Continuous decreases in technology costs, combined with the development of solar plus storage plants, creates a new paradigm for setting market prices or for power purchase agreements (PPAs) that account for the time of power dispatch from these combined assets. As solar and storage costs continue to decrease and more hybrid plants are deployed, the value of flexible, non-renewable power generation will continue to erode; thereby allowing hybrid assets to extend production and address afternoon and evening loads and decrease the need for fast ramping assets in the first place. Through flexible solar energy generation assets that can be dispatched throughout the day, solar plus storage systems are set to begin redefining dynamic energy markets and reduce the historical disadvantage of solar generation.

A healthy glow

The value of renewables goes beyond just energy or climate and is being valued across adjacent industries. A recent study by MIT predicted that investments in renewable energy generation would result in a return on that investment of 34 percent in reduced healthcare costs alone due to reduced air pollution. The study focused on ten US states whose electricity generation profiles are currently made up of an average of 42 percent coal, higher than the current 30 percent US average.
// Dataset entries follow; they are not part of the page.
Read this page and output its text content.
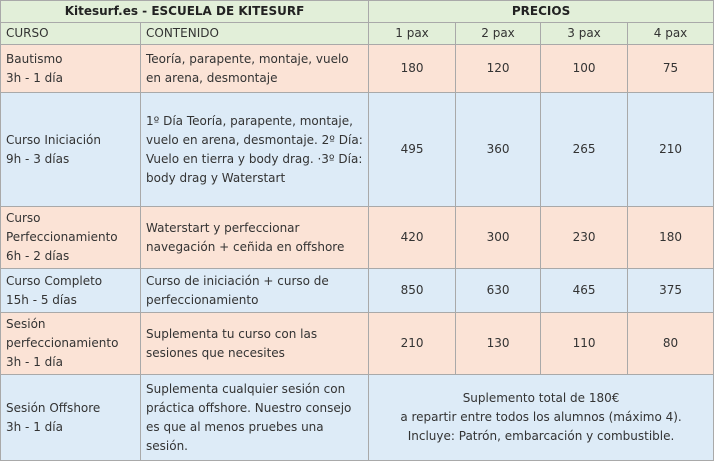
Kitesurf.es - ESCUELA DE KITESURF		PRECIOS			
CURSO	CONTENIDO	1 pax	2 pax	3 pax	4 pax

Bautismo
3h - 1 día	Teoría, parapente, montaje, vuelo en arena, desmontaje	180	120	100	75

Curso Iniciación
9h - 3 días	1º Día Teoría, parapente, montaje, vuelo en arena, desmontaje. 2º Día: Vuelo en tierra y body drag. ·3º Día: body drag y Waterstart	495	360	265	210

Curso Perfeccionamiento
6h - 2 días	Waterstart y perfeccionar navegación + ceñida en offshore	420	300	230	180

Curso Completo
15h - 5 días	Curso de iniciación + curso de perfeccionamiento	850	630	465	375

Sesión perfeccionamiento
3h - 1 día	Suplementa tu curso con las sesiones que necesites	210	130	110	80

Sesión Offshore
3h - 1 día	Suplementa cualquier sesión con práctica offshore. Nuestro consejo es que al menos pruebes una sesión.	Suplemento total de 180€
a repartir entre todos los alumnos (máximo 4).
Incluye: Patrón, embarcación y combustible.			
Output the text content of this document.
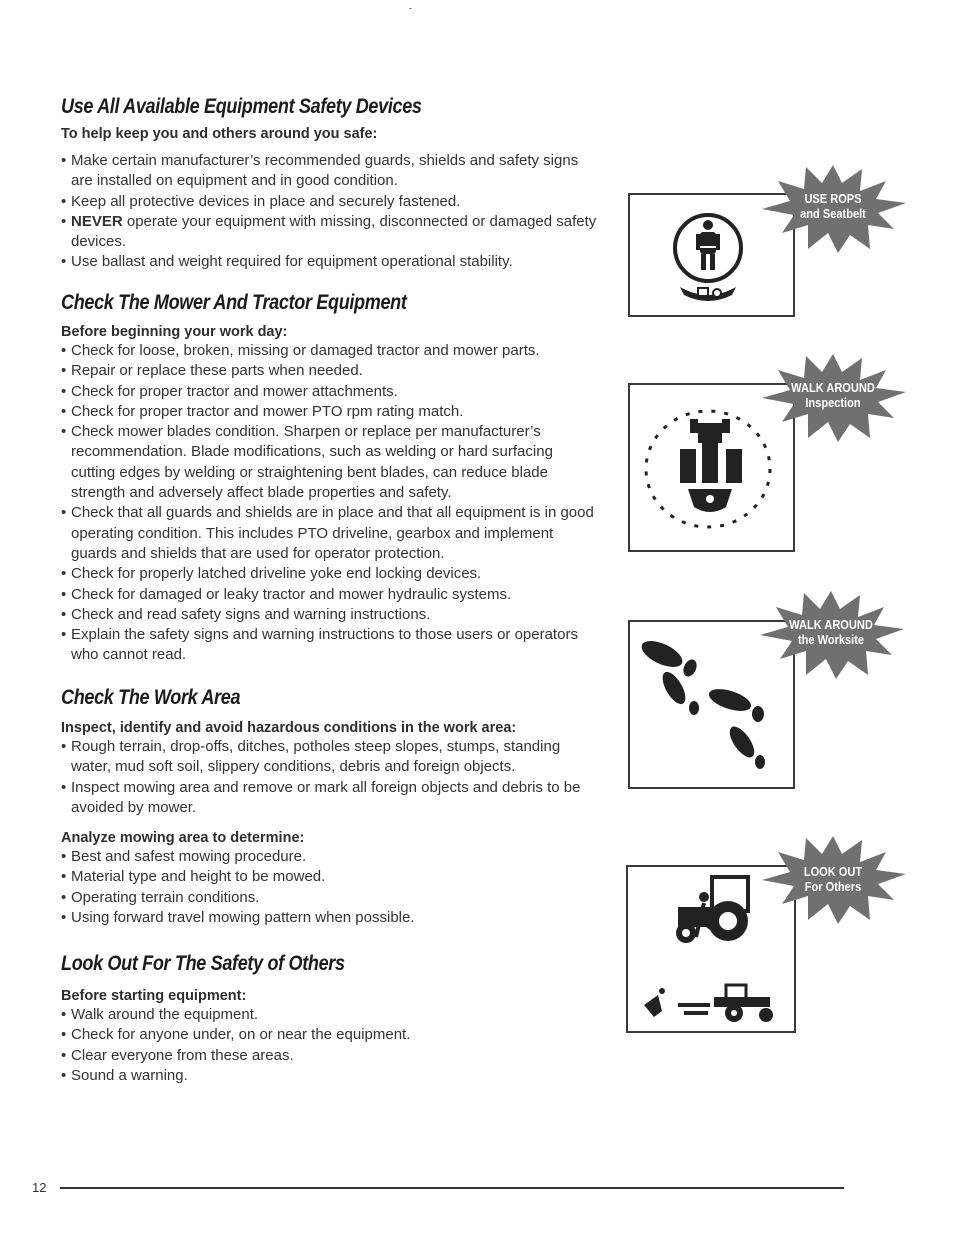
Use All Available Equipment Safety Devices

To help keep you and others around you safe:

• Make certain manufacturer’s recommended guards, shields and safety signs are installed on equipment and in good condition.
• Keep all protective devices in place and securely fastened.
• NEVER operate your equipment with missing, disconnected or damaged safety devices.
• Use ballast and weight required for equipment operational stability.
Check The Mower And Tractor Equipment

Before beginning your work day:

• Check for loose, broken, missing or damaged tractor and mower parts.
• Repair or replace these parts when needed.
• Check for proper tractor and mower attachments.
• Check for proper tractor and mower PTO rpm rating match.
• Check mower blades condition. Sharpen or replace per manufacturer’s recommendation. Blade modifications, such as welding or hard surfacing cutting edges by welding or straightening bent blades, can reduce blade strength and adversely affect blade properties and safety.
• Check that all guards and shields are in place and that all equipment is in good operating condition. This includes PTO driveline, gearbox and implement guards and shields that are used for operator protection.
• Check for properly latched driveline yoke end locking devices.
• Check for damaged or leaky tractor and mower hydraulic systems.
• Check and read safety signs and warning instructions.
• Explain the safety signs and warning instructions to those users or operators who cannot read.
Check The Work Area

Inspect, identify and avoid hazardous conditions in the work area:

• Rough terrain, drop-offs, ditches, potholes steep slopes, stumps, standing water, mud soft soil, slippery conditions, debris and foreign objects.
• Inspect mowing area and remove or mark all foreign objects and debris to be avoided by mower.

Analyze mowing area to determine:

• Best and safest mowing procedure.
• Material type and height to be mowed.
• Operating terrain conditions.
• Using forward travel mowing pattern when possible.
Look Out For The Safety of Others

Before starting equipment:

• Walk around the equipment.
• Check for anyone under, on or near the equipment.
• Clear everyone from these areas.
• Sound a warning.
USE ROPS
and Seatbelt
WALK AROUND
Inspection
WALK AROUND
the Worksite
LOOK OUT
For Others
12
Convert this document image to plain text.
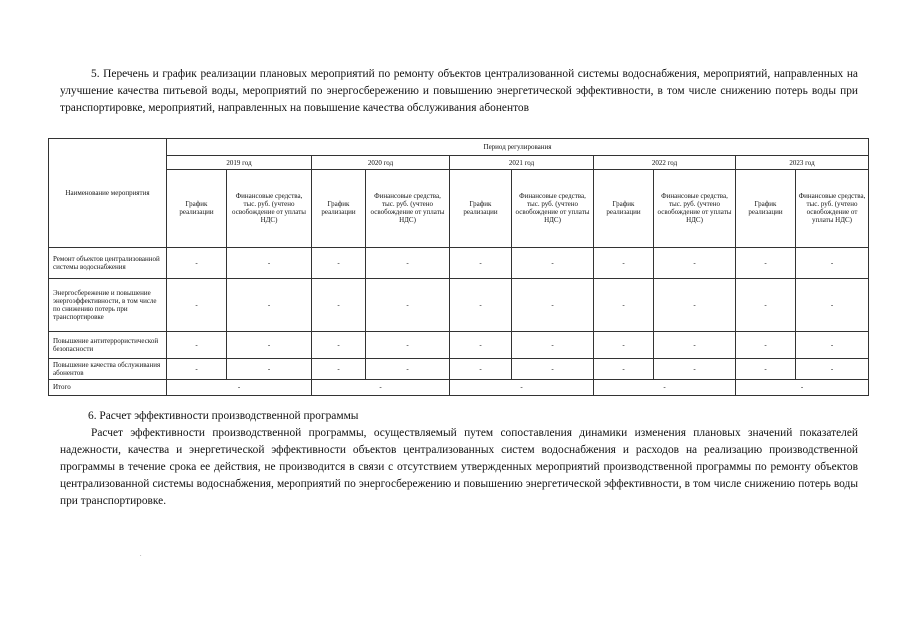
5. Перечень и график реализации плановых мероприятий по ремонту объектов централизованной системы водоснабжения, мероприятий, направленных на улучшение качества питьевой воды, мероприятий по энергосбережению и повышению энергетической эффективности, в том числе снижению потерь воды при транспортировке, мероприятий, направленных на повышение качества обслуживания абонентов

Наименование мероприятия	Период регулирования									
	2019 год		2020 год		2021 год		2022 год		2023 год	
	График реализации	Финансовые средства, тыс. руб. (учтено освобождение от уплаты НДС)	График реализации	Финансовые средства, тыс. руб. (учтено освобождение от уплаты НДС)	График реализации	Финансовые средства, тыс. руб. (учтено освобождение от уплаты НДС)	График реализации	Финансовые средства, тыс. руб. (учтено освобождение от уплаты НДС)	График реализации	Финансовые средства, тыс. руб. (учтено освобождение от уплаты НДС)
Ремонт объектов централизованной системы водоснабжения	-	-	-	-	-	-	-	-	-	-
Энергосбережение и повышение энергоэффективности, в том числе по снижению потерь при транспортировке	-	-	-	-	-	-	-	-	-	-
Повышение антитеррористической безопасности	-	-	-	-	-	-	-	-	-	-
Повышение качества обслуживания абонентов	-	-	-	-	-	-	-	-	-	-
Итого	-		-		-		-		-	

6. Расчет эффективности производственной программы

Расчет эффективности производственной программы, осуществляемый путем сопоставления динамики изменения плановых значений показателей надежности, качества и энергетической эффективности объектов централизованных систем водоснабжения и расходов на реализацию производственной программы в течение срока ее действия, не производится в связи с отсутствием утвержденных мероприятий производственной программы по ремонту объектов централизованной системы водоснабжения, мероприятий по энергосбережению и повышению энергетической эффективности, в том числе снижению потерь воды при транспортировке.

.
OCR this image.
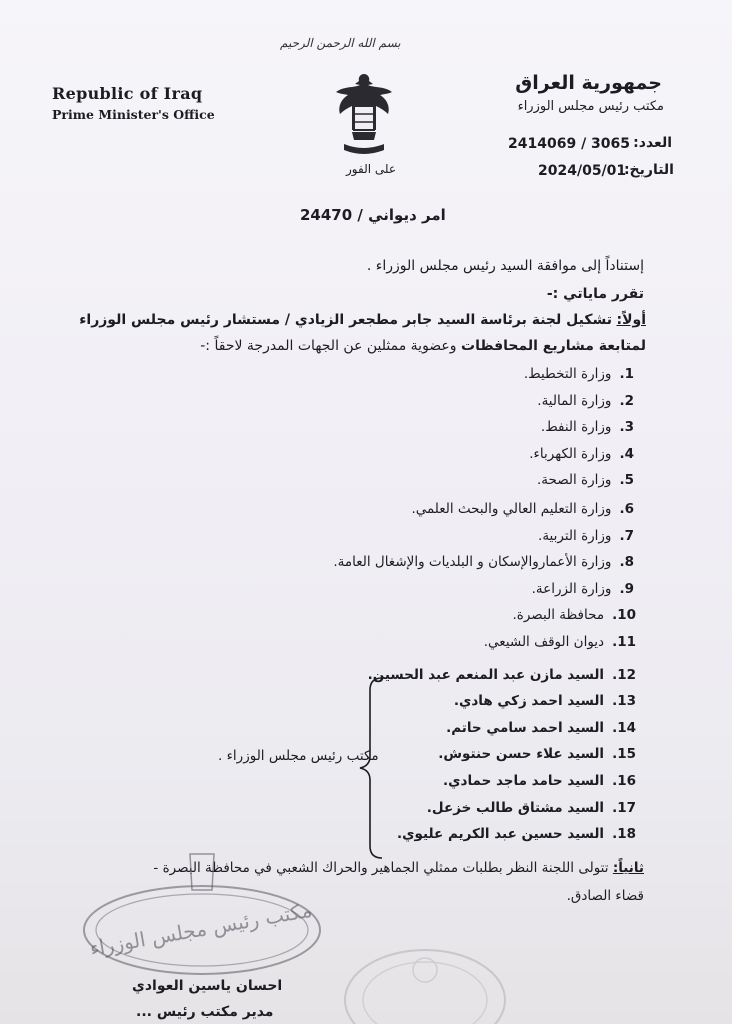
بسم الله الرحمن الرحيم
Republic of Iraq
Prime Minister's Office
جمهورية العراق
مكتب رئيس مجلس الوزراء
على الفور
العدد:
2414069 / 3065
التاريخ:
2024/05/01
امر ديواني / 24470
إستناداً إلى موافقة السيد رئيس مجلس الوزراء .
تقرر ماياتي :-
أولاً: تشكيل لجنة برئاسة السيد جابر مطجعر الزيادي / مستشار رئيس مجلس الوزراء
لمتابعة مشاريع المحافظات وعضوية ممثلين عن الجهات المدرجة لاحقاً :-
1.وزارة التخطيط.
2.وزارة المالية.
3.وزارة النفط.
4.وزارة الكهرباء.
5.وزارة الصحة.
6.وزارة التعليم العالي والبحث العلمي.
7.وزارة التربية.
8.وزارة الأعماروالإسكان و البلديات والإشغال العامة.
9.وزارة الزراعة.
10.محافظة البصرة.
11.ديوان الوقف الشيعي.
12.السيد مازن عبد المنعم عبد الحسين.
13.السيد احمد زكي هادي.
14.السيد احمد سامي حاتم.
15.السيد علاء حسن حنتوش.
16.السيد حامد ماجد حمادي.
17.السيد مشتاق طالب خزعل.
18.السيد حسين عبد الكريم عليوي.
مكتب رئيس مجلس الوزراء .
ثانياً: تتولى اللجنة النظر بطلبات ممثلي الجماهير والحراك الشعبي في محافظة البصرة -
قضاء الصادق.
مكتب رئيس مجلس الوزراء
احسان ياسين العوادي
مدير مكتب رئيس ...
The study showed that these states could reduce healthcare costs by $4.7 billion if they hit their target of 13 percent renewable energy by 2030. Remarkably, this increases to more than $20 billion if the percentage of renewable energy was doubled to what is becoming a modest 26 percent of this region’s overall electricity generation. The study estimates a $9 billion investment in renewable capacity would be needed to reach this goal.

A recent study by the National Renewable Energy Laboratory found that solar energy reduces respiratory and cardio health issues, among other health benefits. It even has been shown to reduce the number of lost work days related to health issues.

Transition to clean energy

The climate emergency is upon us and we need to act now. Renewables are often touted as a major part of the solution for climate change, which are not only readily available today, but the costs are increasingly competitive and are forecast to decrease well into the future.

These economic benefits to healthcare come about from the transition to renewable generation, which are in addition to the known economic benefits to the energy industry and the climate.  The energy industry finds itself at the intersection of remarkable economic opportunities, at a time where the economy, climate, and public health are all urgently searching for solutions to systemic problems within each.  Renewables are poised to deliver, through technologies that are willing and able.

The solar industry is pushing forward, but markets and regulations need to keep up to enable the transition to clean energy future.